None of the companies in Eclipse Foundation have any objection whatsoever (that 
I've heard) to the inclusion of ECL and MPLv2 components into Apache 
aggregations. Indeed, they collectively and enthusiastically create such 
valuable FOSS components for that very purpose. They include them in their own 
products.

 

So is the objective "to redistribute with closed-source modifications" intended 
to describe an actual Apache concern, or a religious objection to all 
reciprocal licenses? Certainly not the latter!  

 

According to the current Apache Third Party License Policy 
<http://www.apache.org/legal/resolved.html> , ASF doesn't really object to 
these reciprocal FOSS licenses; they are handled as exceptions. In the Policy 
"this is colloquially known as the Category B list." 

 

But then that Policy makes the following strange explanation for Category B and 
its enforcement conditions at ASF: "By including only the object/binary form, 
there is less exposed surface area of the third-party work from which a work 
might be derived; this addresses the second guiding principle of this policy." 

 

That "object/binary form" requirement and the reference to "exposed surface 
area" in the Policy are nonsense. I repeat three statements I made here 
previously:

 

*       The binary and source forms of a work are, from a copyright 
perspective, the exact same work subject to the exact same FOSS license. Stop 
wasting time trying to distinguish them legally.

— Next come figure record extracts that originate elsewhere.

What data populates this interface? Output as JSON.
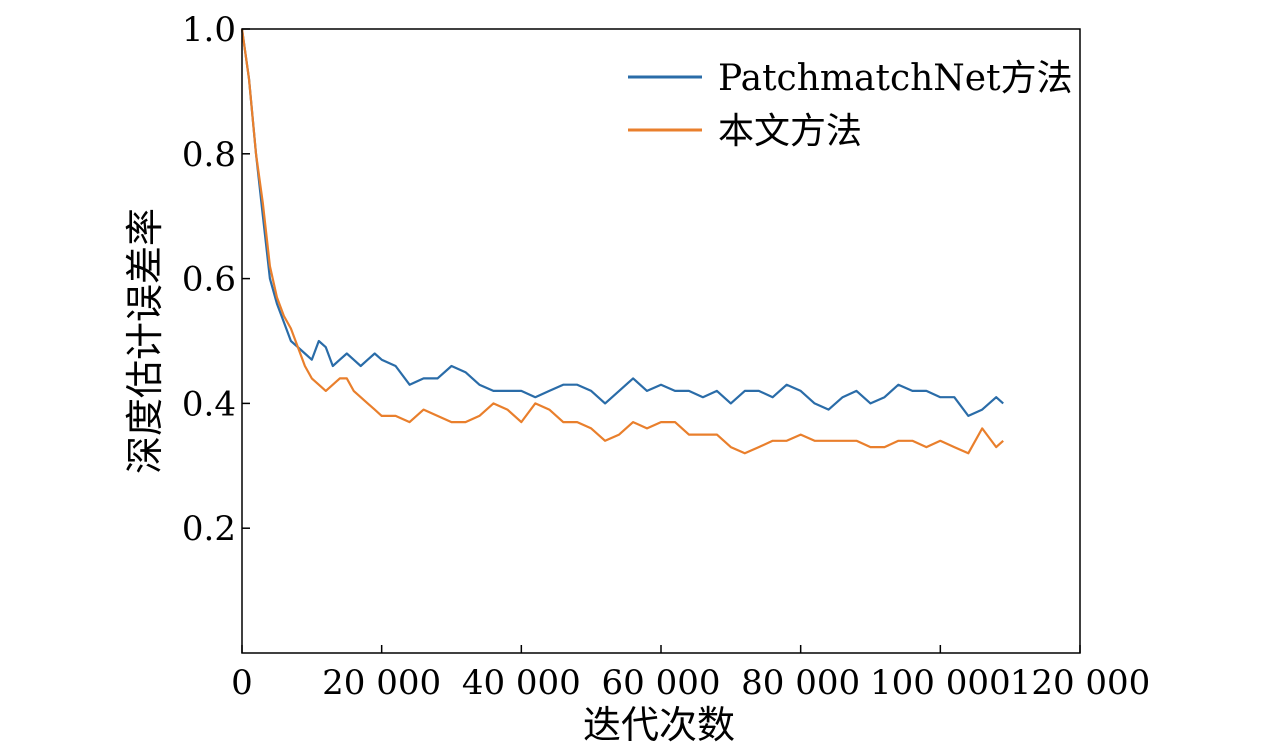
{
  "chart_data": {
    "type": "line",
    "xlabel": "迭代次数",
    "ylabel": "深度估计误差率",
    "xlim": [
      0,
      120000
    ],
    "ylim": [
      0,
      1.0
    ],
    "x_ticks": [
      {
        "value": 0,
        "label": "0"
      },
      {
        "value": 20000,
        "label": "20 000"
      },
      {
        "value": 40000,
        "label": "40 000"
      },
      {
        "value": 60000,
        "label": "60 000"
      },
      {
        "value": 80000,
        "label": "80 000"
      },
      {
        "value": 100000,
        "label": "100 000"
      },
      {
        "value": 120000,
        "label": "120 000"
      }
    ],
    "y_ticks": [
      {
        "value": 0.2,
        "label": "0.2"
      },
      {
        "value": 0.4,
        "label": "0.4"
      },
      {
        "value": 0.6,
        "label": "0.6"
      },
      {
        "value": 0.8,
        "label": "0.8"
      },
      {
        "value": 1.0,
        "label": "1.0"
      }
    ],
    "grid": false,
    "legend_position": "top-right",
    "series": [
      {
        "name": "PatchmatchNet方法",
        "color": "#2a6ca8",
        "x": [
          0,
          1000,
          2000,
          3000,
          4000,
          5000,
          6000,
          7000,
          8000,
          9000,
          10000,
          11000,
          12000,
          13000,
          14000,
          15000,
          16000,
          17000,
          18000,
          19000,
          20000,
          22000,
          24000,
          26000,
          28000,
          30000,
          32000,
          34000,
          36000,
          38000,
          40000,
          42000,
          44000,
          46000,
          48000,
          50000,
          52000,
          54000,
          56000,
          58000,
          60000,
          62000,
          64000,
          66000,
          68000,
          70000,
          72000,
          74000,
          76000,
          78000,
          80000,
          82000,
          84000,
          86000,
          88000,
          90000,
          92000,
          94000,
          96000,
          98000,
          100000,
          102000,
          104000,
          106000,
          108000,
          109000
        ],
        "values": [
          1.0,
          0.92,
          0.8,
          0.7,
          0.6,
          0.56,
          0.53,
          0.5,
          0.49,
          0.48,
          0.47,
          0.5,
          0.49,
          0.46,
          0.47,
          0.48,
          0.47,
          0.46,
          0.47,
          0.48,
          0.47,
          0.46,
          0.43,
          0.44,
          0.44,
          0.46,
          0.45,
          0.43,
          0.42,
          0.42,
          0.42,
          0.41,
          0.42,
          0.43,
          0.43,
          0.42,
          0.4,
          0.42,
          0.44,
          0.42,
          0.43,
          0.42,
          0.42,
          0.41,
          0.42,
          0.4,
          0.42,
          0.42,
          0.41,
          0.43,
          0.42,
          0.4,
          0.39,
          0.41,
          0.42,
          0.4,
          0.41,
          0.43,
          0.42,
          0.42,
          0.41,
          0.41,
          0.38,
          0.39,
          0.41,
          0.4
        ]
      },
      {
        "name": "本文方法",
        "color": "#e97f2c",
        "x": [
          0,
          1000,
          2000,
          3000,
          4000,
          5000,
          6000,
          7000,
          8000,
          9000,
          10000,
          11000,
          12000,
          13000,
          14000,
          15000,
          16000,
          17000,
          18000,
          19000,
          20000,
          22000,
          24000,
          26000,
          28000,
          30000,
          32000,
          34000,
          36000,
          38000,
          40000,
          42000,
          44000,
          46000,
          48000,
          50000,
          52000,
          54000,
          56000,
          58000,
          60000,
          62000,
          64000,
          66000,
          68000,
          70000,
          72000,
          74000,
          76000,
          78000,
          80000,
          82000,
          84000,
          86000,
          88000,
          90000,
          92000,
          94000,
          96000,
          98000,
          100000,
          102000,
          104000,
          106000,
          108000,
          109000
        ],
        "values": [
          1.0,
          0.92,
          0.8,
          0.72,
          0.62,
          0.57,
          0.54,
          0.52,
          0.49,
          0.46,
          0.44,
          0.43,
          0.42,
          0.43,
          0.44,
          0.44,
          0.42,
          0.41,
          0.4,
          0.39,
          0.38,
          0.38,
          0.37,
          0.39,
          0.38,
          0.37,
          0.37,
          0.38,
          0.4,
          0.39,
          0.37,
          0.4,
          0.39,
          0.37,
          0.37,
          0.36,
          0.34,
          0.35,
          0.37,
          0.36,
          0.37,
          0.37,
          0.35,
          0.35,
          0.35,
          0.33,
          0.32,
          0.33,
          0.34,
          0.34,
          0.35,
          0.34,
          0.34,
          0.34,
          0.34,
          0.33,
          0.33,
          0.34,
          0.34,
          0.33,
          0.34,
          0.33,
          0.32,
          0.36,
          0.33,
          0.34
        ]
      }
    ]
  }
}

*       Apache is committed to FOSS. For that reason, we should always publish 
source code. Binaries are a convenience for our customers published by our 
projects, but never without source code.

*       Our failure, or our customer's failure, to make that source code 
available (including of course any ALv2 code) and copies of all relevant 
licenses, is a probable breach of license and possible copyright infringement. 
All modern technology companies understand that about FOSS and copyright law.

 

The "second guiding principle" referred to in the current Apache Policy is this:

2.  The license must not place restrictions on the distribution of independent 
works that simply use or contain the covered work.

This accurately and precisely refers to "independent works" and not "derivative 
works."  Reciprocity has nothing to do with independent works. Every FOSS 
license (except perhaps under the GPL "static linking" doctrine) satisfies this 
second guiding principle. See OSD.

 

/Larry

 

P.S. I don't know if this message will survive legal-discuss@ list moderation, 
so I intend to send it onto other lists. All quotations are from public ASF 
lists.

 

Lawrence Rosen

"If this were legal advice it would have been accompanied by a bill."